В проезжем селе смотрели на продармейцев, как на собак: глазами, сощуренными в узкие щели — от ярой ненависти:
— Эй, куда путь держите, нехристи московские?
— До Уфы бы нам, — отвечал Шура.
— Ну-ну, катайте… Будет вам — и Уфа и лафа!
Стонал Копрецов, задирая к небу жуткое лицо с утонченным от страданий носом. Мышецкий часто снимал ему варежки, дыханием отогревал черные большие руки. Взглядом, полным отчаяния и тоски, Копрецов попросил князя нагнуться к нему поближе и шепнул:
— Спасибо… товарищ…
Светало уже. Из-под шинели Мышецкий достал пенсне, нацепил его холодный ободок на переносицу. Стоял вокруг лес ишевелил лапами. Тонко гудели провода. Одичало и пусто замерла природа. Встретился им мужик-порожняк на заиндевелой кобыленке.
— Куды-ть вас прет лихоманка? — крикнул. — Стой, московские!
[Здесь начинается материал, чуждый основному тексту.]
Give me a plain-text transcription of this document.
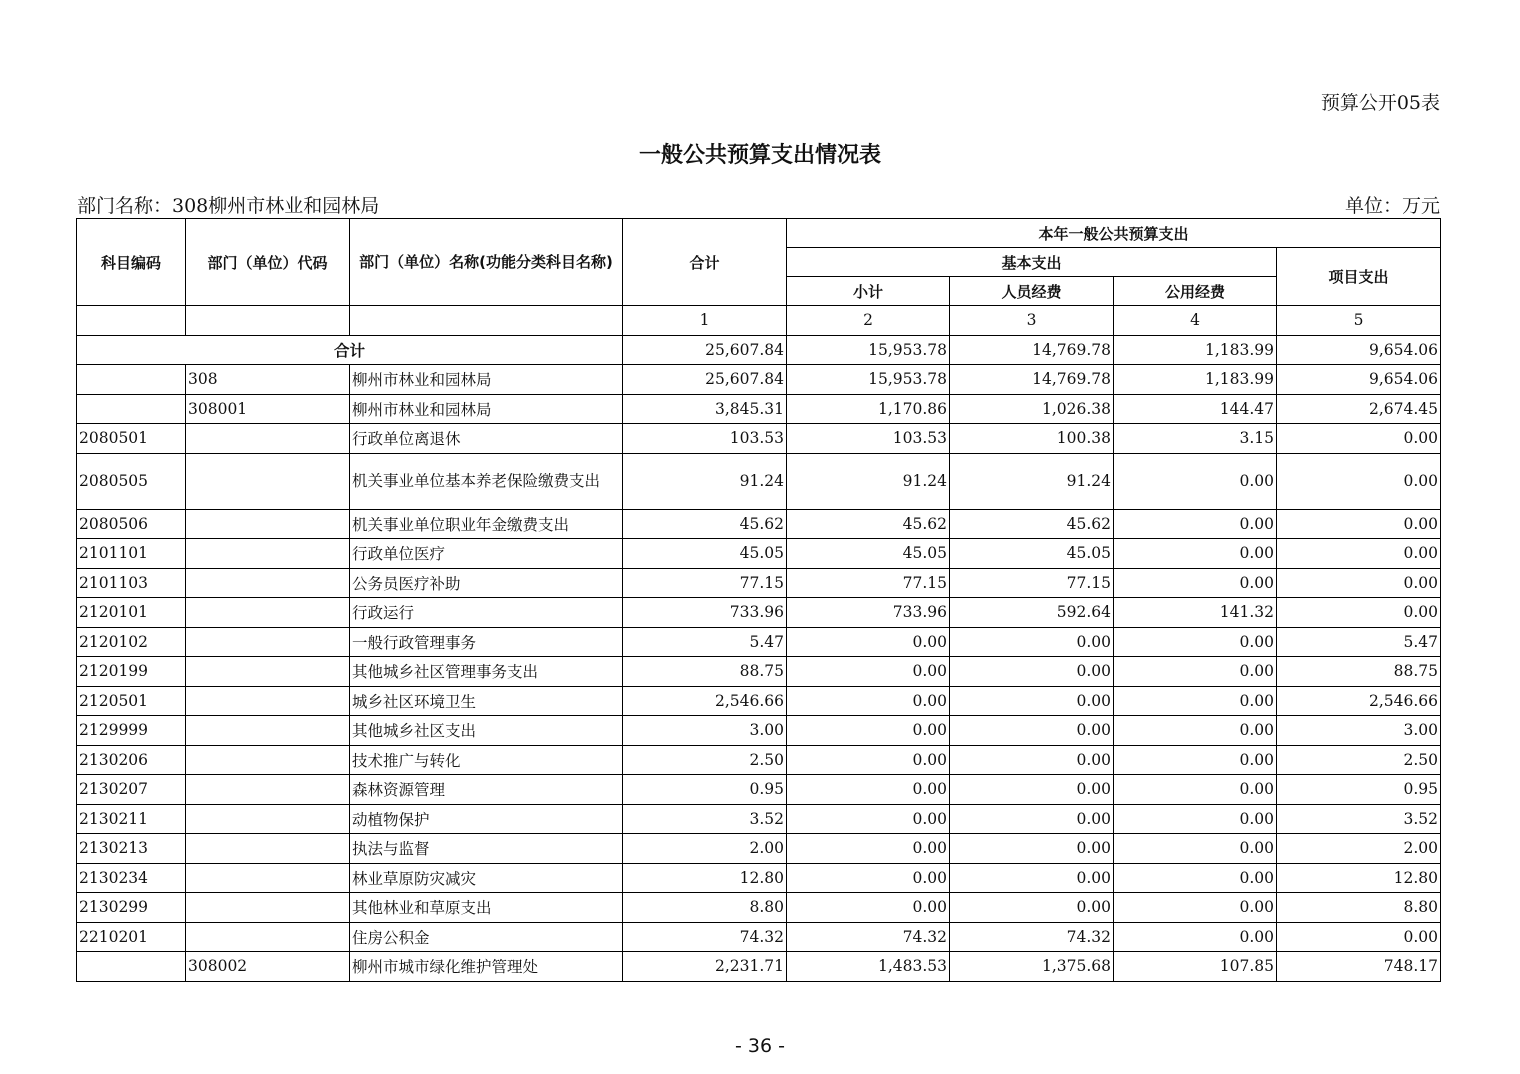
预算公开05表
一般公共预算支出情况表
部门名称：308柳州市林业和园林局	单位：万元
科目编码	部门（单位）代码	部门（单位）名称(功能分类科目名称)	合计	本年一般公共预算支出			
				基本支出			项目支出
				小计	人员经费	公用经费	
			1	2	3	4	5
合计			25,607.84	15,953.78	14,769.78	1,183.99	9,654.06
	308	柳州市林业和园林局	25,607.84	15,953.78	14,769.78	1,183.99	9,654.06
	308001	柳州市林业和园林局	3,845.31	1,170.86	1,026.38	144.47	2,674.45
2080501		行政单位离退休	103.53	103.53	100.38	3.15	0.00
2080505		机关事业单位基本养老保险缴费支出	91.24	91.24	91.24	0.00	0.00
2080506		机关事业单位职业年金缴费支出	45.62	45.62	45.62	0.00	0.00
2101101		行政单位医疗	45.05	45.05	45.05	0.00	0.00
2101103		公务员医疗补助	77.15	77.15	77.15	0.00	0.00
2120101		行政运行	733.96	733.96	592.64	141.32	0.00
2120102		一般行政管理事务	5.47	0.00	0.00	0.00	5.47
2120199		其他城乡社区管理事务支出	88.75	0.00	0.00	0.00	88.75
2120501		城乡社区环境卫生	2,546.66	0.00	0.00	0.00	2,546.66
2129999		其他城乡社区支出	3.00	0.00	0.00	0.00	3.00
2130206		技术推广与转化	2.50	0.00	0.00	0.00	2.50
2130207		森林资源管理	0.95	0.00	0.00	0.00	0.95
2130211		动植物保护	3.52	0.00	0.00	0.00	3.52
2130213		执法与监督	2.00	0.00	0.00	0.00	2.00
2130234		林业草原防灾减灾	12.80	0.00	0.00	0.00	12.80
2130299		其他林业和草原支出	8.80	0.00	0.00	0.00	8.80
2210201		住房公积金	74.32	74.32	74.32	0.00	0.00
	308002	柳州市城市绿化维护管理处	2,231.71	1,483.53	1,375.68	107.85	748.17
- 36 -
Дале пути вам нетути: кулачье встало… Вертай назад, покеда целы!
— А — Уфа? — растерянно спросил Шура.
— Колчак в Уфе, там вешают вашего брата…
Шура вынул из соломы винтовку, вставил обойму, продернул стылый затвор, потянул за ногу начальника:
— Товарищ Копрецов, что делать?
Но молчал уже Копрецов, и Мышецкий сложил ему на груди черные, потрескавшиеся от сибирских морозов руки.
— Поворачивай, Шура, — сказал князь, — в отряд… к своим!
Объезжали кулацкие гнезда проселками, по брюхо в снегу, волокли сани на себе — не шли лошади. Спокойно и строго лежал Копрецов в розвальнях. Даже не шевельнется на ухабе — уже застыл, намертво схваченный морозом. Так они и выбирались — к своим.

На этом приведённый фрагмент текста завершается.